When will I learn if I have been admitted? Do you have a wait list?
Applicants will be informed of admission decisions in late March. A list of qualified students, who have not been offered admission, will be notified that they have been placed on a wait-list and will be contacted should a position in the incoming class become available.
I am an international applicant. What additional admission requirements do I need to submit?
You'll need to:
1. Send all international transcripts to be evaluated by either the International Education Research Foundation (www.ierf.org) or World Education Services, Inc. (www.wes.org) for a comprehensive report which they will send directly to Pepperdine. This process can take a few weeks.
2. Submit all original certified transcripts in English to Pepperdine directly.
3. If your first language is not English, you must submit a minimum score of 550 on the Test of English as Foreign Language (TOEFL). If taking the computer-based TOEFL test, you will need a minimum score of 220. If taking the Internet-based TOEFL test, you will need a minimum score of 80. Information concerning the availability of this test outside of the US can be obtained by contacting TOEFL, Educational Testing Services, Princeton, NJ 08540, USA or online at www.toefl.org. As an alternative to the TOEFL, you may submit a score of at least 6.5 on the IELTS exam.
Can you tell me more about the clinical dissertation and Pepperdine's Applied Research Communities?
The clinical dissertation provides an opportunity to investigate a clinically relevant topic and meaningfully contribute to the evidence base informing professional practice. The foundational methodology for the clinical dissertation is the Systematic Review, a comprehensive, and structured analysis of a body of literature to answer clearly formulated research questions. These questions can examine psychotherapeutic interventions, clinical disorders and presenting problems, specific populations, risk, and protective factors, assessment tools, cultural and diversity considerations, and other areas of study that provide evidence to inform practice. The Systematic Review dissertation is based upon the guiding principles and procedures articulated in the widely-accepted PRISMA statement (Preferred Reporting Items for Systematic Reviews and Meta-Analyses) and by standards developed by the National Academies' Institute of Medicine (see Finding What Works in Health Care at nationalacademies.org).

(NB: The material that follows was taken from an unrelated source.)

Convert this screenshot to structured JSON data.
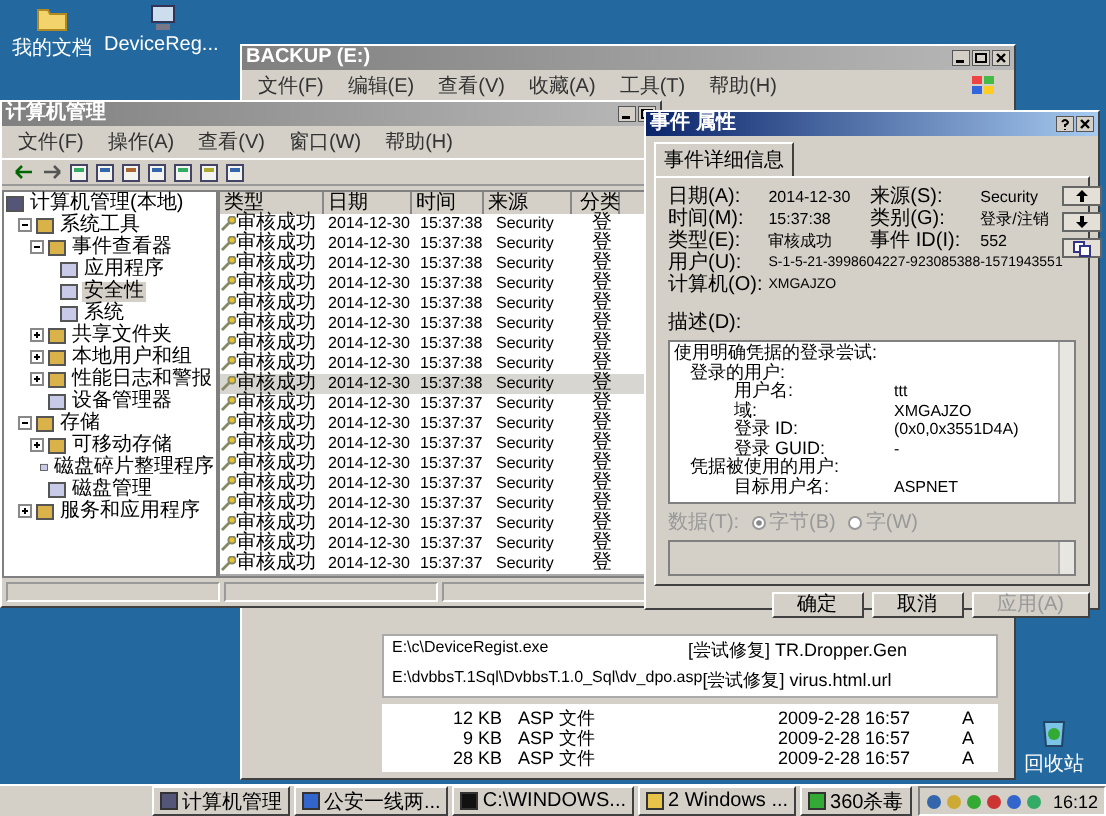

Students can develop their clinical dissertations in the context of faculty Applied Scholarship Communities ("ASC labs") or in association with a faculty member's individual scholarly and professional activities. Our faculty work on a range of clinically relevant topics such as trauma, recovery-oriented services, child mental health, stress and resilience, interpersonal violence, culture and diversity, psychological and forensic assessment, neuropsychology, relationships and couple therapy, attachment, college student mental health, religion/spirituality, families, positive psychology, homelessness, and clinical supervision/training. Some students may pursue a "Research Emphasis" option which consists of opportunities for a range of dissertation methodologies including quantitative designs, qualitative inquiry, program development and evaluation, survey research, N=1 repeated measures, and case study research, theoretical scholarship, and community-based action research projects, among others. This option requires approval by the dissertation chair and PsyD Executive Committee. Work on the dissertation commences in the first year and aims for completion by the third or fourth year. Students are given extensive support throughout the dissertation development process.